Well, our criminals are making good use of these numbers. Children are the new surprising target for identity thieves. They are an excellent target because it will be years before it'll be detected, which can create serious consequences down the road when that child becomes older.
Readers, this is often an enormous issue. First, you need to ensure sure your child’s Social Security number has not been stolen. Parents, you need to begin taking action now even though you only have a newborn. Identity Theft could affect your child’s future credit and employment history if the thieves obtain credit accounts or get jobs with your child’s identity.
How does one know if your child’s identity has been stolen?
First, you would need to check with the Social Security Administration once a year to ensure sure nobody is using your child’s SSN. Secondly, you would need to check your child’s credit report (free — Equifax -1-800-525-6285; Experian-1-888-397-3742; TransUnion-1-800-680-7289.) You'll also report fraud to them. By law, you're entitled to a free report once a year. Third, if your child starts getting pre-approved credit cards and other financial offers normally sent to adults, pay attention.
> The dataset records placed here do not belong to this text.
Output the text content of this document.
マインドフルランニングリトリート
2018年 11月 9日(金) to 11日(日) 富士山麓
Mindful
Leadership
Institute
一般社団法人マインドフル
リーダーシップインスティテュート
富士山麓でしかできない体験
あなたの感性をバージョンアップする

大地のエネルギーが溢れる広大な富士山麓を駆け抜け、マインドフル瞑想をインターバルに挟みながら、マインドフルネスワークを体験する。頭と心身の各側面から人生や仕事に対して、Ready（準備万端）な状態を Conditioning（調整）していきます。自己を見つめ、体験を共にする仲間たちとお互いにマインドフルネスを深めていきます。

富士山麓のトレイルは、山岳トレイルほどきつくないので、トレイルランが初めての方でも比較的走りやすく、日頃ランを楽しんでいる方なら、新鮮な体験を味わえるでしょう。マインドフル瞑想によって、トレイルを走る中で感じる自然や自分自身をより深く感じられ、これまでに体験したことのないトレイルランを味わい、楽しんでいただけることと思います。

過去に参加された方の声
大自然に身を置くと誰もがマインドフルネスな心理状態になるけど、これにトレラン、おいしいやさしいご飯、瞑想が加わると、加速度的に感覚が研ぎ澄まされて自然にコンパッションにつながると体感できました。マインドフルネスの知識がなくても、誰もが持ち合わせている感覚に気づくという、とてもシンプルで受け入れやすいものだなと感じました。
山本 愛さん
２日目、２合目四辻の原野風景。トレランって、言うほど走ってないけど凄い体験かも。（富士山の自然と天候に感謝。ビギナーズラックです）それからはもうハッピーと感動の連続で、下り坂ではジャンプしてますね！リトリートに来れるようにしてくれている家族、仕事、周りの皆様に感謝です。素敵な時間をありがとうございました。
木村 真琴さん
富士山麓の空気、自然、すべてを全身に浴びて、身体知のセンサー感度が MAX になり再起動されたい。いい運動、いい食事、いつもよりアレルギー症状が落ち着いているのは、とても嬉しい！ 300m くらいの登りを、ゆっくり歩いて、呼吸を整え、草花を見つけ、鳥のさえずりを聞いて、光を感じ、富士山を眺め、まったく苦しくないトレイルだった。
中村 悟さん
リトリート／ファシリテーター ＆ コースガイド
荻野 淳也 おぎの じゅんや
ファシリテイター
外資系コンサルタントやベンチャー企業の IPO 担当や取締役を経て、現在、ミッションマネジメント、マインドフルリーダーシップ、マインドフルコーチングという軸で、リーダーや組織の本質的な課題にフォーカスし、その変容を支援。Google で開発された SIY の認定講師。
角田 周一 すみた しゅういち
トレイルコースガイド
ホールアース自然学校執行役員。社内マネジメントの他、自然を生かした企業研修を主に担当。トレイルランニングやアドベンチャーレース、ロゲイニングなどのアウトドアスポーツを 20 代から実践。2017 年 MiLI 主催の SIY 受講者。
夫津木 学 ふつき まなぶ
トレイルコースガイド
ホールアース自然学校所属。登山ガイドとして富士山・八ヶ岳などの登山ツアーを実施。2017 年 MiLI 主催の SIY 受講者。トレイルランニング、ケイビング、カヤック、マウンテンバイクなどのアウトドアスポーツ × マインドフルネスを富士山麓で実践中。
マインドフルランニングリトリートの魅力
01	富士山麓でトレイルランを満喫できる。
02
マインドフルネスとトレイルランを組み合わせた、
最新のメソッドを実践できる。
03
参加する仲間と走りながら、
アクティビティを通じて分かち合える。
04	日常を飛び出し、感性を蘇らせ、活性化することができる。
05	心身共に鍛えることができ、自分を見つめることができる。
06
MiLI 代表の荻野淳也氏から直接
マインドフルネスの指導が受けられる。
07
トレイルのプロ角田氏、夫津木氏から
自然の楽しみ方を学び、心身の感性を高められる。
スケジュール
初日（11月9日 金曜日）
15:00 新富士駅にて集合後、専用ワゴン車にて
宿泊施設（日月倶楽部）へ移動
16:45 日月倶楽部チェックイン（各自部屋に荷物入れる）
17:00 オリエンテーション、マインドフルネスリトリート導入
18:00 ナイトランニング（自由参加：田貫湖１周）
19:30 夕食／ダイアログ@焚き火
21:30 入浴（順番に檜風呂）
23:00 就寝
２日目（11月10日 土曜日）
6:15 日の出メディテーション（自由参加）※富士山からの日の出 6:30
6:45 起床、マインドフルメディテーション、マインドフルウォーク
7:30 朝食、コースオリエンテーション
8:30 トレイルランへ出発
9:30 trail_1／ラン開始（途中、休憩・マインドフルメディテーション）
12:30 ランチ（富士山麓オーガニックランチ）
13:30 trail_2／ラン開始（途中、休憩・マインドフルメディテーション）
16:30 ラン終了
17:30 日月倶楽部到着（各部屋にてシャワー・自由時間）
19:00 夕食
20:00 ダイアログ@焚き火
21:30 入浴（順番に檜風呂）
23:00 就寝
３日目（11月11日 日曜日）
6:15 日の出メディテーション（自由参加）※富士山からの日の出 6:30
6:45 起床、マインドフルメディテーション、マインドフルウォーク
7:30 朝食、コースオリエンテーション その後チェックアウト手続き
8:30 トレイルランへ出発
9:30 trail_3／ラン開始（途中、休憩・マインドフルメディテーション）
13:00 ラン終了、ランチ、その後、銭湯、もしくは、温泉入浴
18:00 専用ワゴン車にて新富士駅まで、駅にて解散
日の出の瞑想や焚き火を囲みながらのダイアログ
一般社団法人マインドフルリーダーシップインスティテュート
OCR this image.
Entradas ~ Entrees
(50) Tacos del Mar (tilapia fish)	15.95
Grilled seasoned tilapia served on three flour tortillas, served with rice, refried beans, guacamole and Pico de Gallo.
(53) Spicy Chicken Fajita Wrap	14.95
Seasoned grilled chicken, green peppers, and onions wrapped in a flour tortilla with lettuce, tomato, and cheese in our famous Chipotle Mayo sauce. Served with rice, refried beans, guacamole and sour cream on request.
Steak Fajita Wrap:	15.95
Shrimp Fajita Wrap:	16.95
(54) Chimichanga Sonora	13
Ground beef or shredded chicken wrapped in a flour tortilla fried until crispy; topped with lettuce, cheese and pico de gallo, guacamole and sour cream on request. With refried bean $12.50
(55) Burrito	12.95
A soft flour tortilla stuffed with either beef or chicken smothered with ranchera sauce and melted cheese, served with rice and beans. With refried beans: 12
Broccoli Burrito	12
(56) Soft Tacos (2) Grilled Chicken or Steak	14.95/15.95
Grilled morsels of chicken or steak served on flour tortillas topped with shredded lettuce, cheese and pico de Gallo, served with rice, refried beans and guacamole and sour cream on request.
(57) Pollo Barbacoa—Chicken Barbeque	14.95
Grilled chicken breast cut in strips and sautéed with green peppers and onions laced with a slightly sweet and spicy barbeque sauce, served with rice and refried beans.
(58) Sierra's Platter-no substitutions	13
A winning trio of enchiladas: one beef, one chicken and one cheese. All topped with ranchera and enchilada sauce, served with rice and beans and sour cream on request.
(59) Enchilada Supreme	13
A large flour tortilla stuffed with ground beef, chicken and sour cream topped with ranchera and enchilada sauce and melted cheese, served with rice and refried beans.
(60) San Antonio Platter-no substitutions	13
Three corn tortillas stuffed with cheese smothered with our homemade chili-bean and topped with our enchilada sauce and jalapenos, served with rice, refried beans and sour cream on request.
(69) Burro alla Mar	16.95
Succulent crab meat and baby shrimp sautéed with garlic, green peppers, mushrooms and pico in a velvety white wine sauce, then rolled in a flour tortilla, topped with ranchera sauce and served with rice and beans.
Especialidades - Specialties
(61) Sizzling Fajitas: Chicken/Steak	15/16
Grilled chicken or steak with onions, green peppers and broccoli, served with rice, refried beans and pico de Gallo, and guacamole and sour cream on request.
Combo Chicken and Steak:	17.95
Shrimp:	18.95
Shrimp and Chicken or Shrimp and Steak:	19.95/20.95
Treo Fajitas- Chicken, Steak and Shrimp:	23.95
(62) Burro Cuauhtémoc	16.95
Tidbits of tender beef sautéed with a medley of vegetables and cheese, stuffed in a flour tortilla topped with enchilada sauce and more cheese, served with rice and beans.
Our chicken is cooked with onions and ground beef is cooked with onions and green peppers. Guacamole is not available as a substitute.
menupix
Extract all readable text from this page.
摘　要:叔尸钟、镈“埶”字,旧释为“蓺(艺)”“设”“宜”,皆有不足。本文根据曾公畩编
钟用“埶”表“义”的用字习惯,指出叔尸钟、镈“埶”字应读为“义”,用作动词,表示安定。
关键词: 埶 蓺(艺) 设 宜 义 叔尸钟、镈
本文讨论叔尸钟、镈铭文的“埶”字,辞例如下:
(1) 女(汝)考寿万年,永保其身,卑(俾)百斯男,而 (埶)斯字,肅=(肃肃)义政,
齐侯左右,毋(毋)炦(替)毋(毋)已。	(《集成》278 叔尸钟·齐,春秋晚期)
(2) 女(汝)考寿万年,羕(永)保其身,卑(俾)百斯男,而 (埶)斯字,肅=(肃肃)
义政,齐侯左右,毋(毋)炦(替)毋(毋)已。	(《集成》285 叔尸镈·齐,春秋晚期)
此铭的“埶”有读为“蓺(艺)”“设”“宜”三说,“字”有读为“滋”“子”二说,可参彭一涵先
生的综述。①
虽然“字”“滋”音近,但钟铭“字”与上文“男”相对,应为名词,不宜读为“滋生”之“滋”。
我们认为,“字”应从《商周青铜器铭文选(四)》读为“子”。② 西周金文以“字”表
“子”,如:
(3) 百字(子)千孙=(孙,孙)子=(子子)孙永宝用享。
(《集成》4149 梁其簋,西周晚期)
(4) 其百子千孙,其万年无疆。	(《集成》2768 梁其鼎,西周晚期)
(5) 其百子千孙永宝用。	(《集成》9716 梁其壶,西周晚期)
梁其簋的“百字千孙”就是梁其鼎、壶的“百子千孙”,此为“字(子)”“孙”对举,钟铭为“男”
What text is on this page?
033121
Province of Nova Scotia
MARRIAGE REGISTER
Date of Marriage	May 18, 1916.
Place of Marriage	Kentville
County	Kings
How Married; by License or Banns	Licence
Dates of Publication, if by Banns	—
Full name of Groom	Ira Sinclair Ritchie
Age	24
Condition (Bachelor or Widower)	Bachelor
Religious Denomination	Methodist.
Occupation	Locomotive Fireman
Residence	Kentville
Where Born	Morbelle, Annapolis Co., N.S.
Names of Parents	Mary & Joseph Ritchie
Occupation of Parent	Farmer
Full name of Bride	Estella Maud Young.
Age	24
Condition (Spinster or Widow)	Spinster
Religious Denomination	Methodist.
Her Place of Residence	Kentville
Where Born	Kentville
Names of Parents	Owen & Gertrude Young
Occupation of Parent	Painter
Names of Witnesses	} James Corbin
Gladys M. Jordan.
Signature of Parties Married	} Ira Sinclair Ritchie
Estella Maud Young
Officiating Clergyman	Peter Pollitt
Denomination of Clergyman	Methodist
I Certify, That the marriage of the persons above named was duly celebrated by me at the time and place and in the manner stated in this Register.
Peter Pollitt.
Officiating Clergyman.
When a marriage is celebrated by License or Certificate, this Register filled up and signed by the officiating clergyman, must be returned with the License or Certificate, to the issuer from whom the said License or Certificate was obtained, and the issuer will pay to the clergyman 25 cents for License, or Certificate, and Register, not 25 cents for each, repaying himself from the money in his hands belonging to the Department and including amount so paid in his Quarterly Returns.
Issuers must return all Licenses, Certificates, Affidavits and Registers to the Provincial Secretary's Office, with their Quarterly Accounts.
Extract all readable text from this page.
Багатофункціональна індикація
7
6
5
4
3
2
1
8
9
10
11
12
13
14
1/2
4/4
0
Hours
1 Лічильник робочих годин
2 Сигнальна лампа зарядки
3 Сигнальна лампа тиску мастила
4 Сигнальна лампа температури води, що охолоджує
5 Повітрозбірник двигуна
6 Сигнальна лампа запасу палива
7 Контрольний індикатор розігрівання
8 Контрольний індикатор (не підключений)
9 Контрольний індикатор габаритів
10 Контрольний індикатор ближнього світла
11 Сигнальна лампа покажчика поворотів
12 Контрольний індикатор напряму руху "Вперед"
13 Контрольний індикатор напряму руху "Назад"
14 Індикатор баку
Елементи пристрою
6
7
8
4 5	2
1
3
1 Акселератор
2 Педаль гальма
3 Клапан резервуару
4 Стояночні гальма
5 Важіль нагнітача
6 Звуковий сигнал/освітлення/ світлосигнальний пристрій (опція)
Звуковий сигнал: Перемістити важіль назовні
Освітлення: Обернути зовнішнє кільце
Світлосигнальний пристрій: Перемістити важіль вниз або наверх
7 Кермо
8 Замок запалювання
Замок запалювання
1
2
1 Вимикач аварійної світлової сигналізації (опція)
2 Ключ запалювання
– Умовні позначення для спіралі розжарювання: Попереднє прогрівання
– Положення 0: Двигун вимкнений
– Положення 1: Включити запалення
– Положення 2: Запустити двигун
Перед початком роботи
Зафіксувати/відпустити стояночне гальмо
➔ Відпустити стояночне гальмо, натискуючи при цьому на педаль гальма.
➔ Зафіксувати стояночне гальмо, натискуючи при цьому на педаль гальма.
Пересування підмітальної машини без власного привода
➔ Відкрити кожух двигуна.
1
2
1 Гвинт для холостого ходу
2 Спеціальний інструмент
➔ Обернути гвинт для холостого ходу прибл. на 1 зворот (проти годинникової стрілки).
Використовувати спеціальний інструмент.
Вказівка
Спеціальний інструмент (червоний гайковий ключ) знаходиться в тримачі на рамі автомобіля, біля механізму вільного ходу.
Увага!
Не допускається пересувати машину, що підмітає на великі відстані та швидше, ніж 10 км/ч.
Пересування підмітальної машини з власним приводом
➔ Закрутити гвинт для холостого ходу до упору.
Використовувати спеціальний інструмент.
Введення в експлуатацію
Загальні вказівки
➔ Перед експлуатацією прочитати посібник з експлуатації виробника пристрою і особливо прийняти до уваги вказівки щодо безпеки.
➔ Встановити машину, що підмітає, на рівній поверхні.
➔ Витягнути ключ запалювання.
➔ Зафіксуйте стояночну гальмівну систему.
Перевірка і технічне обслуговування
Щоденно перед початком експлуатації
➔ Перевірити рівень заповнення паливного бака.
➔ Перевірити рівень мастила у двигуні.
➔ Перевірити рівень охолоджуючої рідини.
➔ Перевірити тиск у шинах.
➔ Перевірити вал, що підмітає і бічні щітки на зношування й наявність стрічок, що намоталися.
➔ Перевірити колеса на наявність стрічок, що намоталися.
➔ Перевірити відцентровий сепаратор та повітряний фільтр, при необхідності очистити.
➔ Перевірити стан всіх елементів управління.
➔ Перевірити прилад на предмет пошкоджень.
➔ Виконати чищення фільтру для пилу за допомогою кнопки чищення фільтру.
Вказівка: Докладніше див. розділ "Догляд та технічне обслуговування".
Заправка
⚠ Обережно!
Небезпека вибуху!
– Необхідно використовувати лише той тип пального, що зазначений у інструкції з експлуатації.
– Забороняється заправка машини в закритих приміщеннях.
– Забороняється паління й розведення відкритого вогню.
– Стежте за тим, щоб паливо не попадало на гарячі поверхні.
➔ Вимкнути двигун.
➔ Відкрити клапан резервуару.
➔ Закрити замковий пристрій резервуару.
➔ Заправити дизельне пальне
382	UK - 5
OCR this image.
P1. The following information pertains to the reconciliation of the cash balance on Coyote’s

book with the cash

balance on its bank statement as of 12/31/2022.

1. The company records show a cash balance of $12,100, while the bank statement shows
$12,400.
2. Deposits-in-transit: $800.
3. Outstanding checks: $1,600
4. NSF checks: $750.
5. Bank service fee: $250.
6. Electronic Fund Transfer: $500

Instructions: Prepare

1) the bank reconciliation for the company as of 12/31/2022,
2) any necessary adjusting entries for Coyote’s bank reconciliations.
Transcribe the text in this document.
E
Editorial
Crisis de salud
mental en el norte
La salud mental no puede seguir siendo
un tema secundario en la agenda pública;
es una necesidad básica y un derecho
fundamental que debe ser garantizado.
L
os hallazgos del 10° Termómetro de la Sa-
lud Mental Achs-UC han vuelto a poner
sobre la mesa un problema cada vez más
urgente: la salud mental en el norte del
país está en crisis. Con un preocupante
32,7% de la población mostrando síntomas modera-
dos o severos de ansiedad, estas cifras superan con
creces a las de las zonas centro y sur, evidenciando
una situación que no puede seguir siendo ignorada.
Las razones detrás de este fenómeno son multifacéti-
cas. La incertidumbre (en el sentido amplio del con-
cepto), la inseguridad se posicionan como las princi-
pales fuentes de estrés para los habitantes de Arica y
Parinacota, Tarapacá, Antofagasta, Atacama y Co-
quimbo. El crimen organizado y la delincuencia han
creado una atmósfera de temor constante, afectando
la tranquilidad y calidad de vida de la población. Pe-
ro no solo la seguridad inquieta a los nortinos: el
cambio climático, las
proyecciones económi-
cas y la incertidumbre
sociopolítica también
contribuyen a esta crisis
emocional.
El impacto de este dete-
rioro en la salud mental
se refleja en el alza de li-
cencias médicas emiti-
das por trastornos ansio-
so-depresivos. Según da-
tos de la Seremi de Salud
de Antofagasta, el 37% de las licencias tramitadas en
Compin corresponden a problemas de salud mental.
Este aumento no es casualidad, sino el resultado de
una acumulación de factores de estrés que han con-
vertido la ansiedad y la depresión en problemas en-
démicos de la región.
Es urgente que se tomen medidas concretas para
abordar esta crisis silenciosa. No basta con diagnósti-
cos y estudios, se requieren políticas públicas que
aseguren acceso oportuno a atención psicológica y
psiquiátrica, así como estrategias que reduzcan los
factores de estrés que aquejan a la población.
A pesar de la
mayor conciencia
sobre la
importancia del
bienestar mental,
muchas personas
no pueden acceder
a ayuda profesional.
Other ways you'll find out: If you are trying to open an account for your child, and it already exists, or if you apply for financial assistance because he/she goes to school, and you're turned down due to a poor credit rating in their name, again that's an enormous red flag for you to see. In fact when your child is older and is prepared to buy that long awaited car, well he/she will determine if someone stole their identity years before.
Tips to use:
Keep all documents that show a child’s personal information safely locked up. What's personal? At a minimum, it includes a child’s date of birth, Social Security number and certificate. DON’T carry your child’s Social Security card with you. Share your child’s Social Security number only with who you know and trust. Ask why they need it, how they're going to safeguard it and how long they're going to keep it and the way they're going to eliminate it. If you're not satisfied with the answers, don’t share the number and ask them to use another identifier.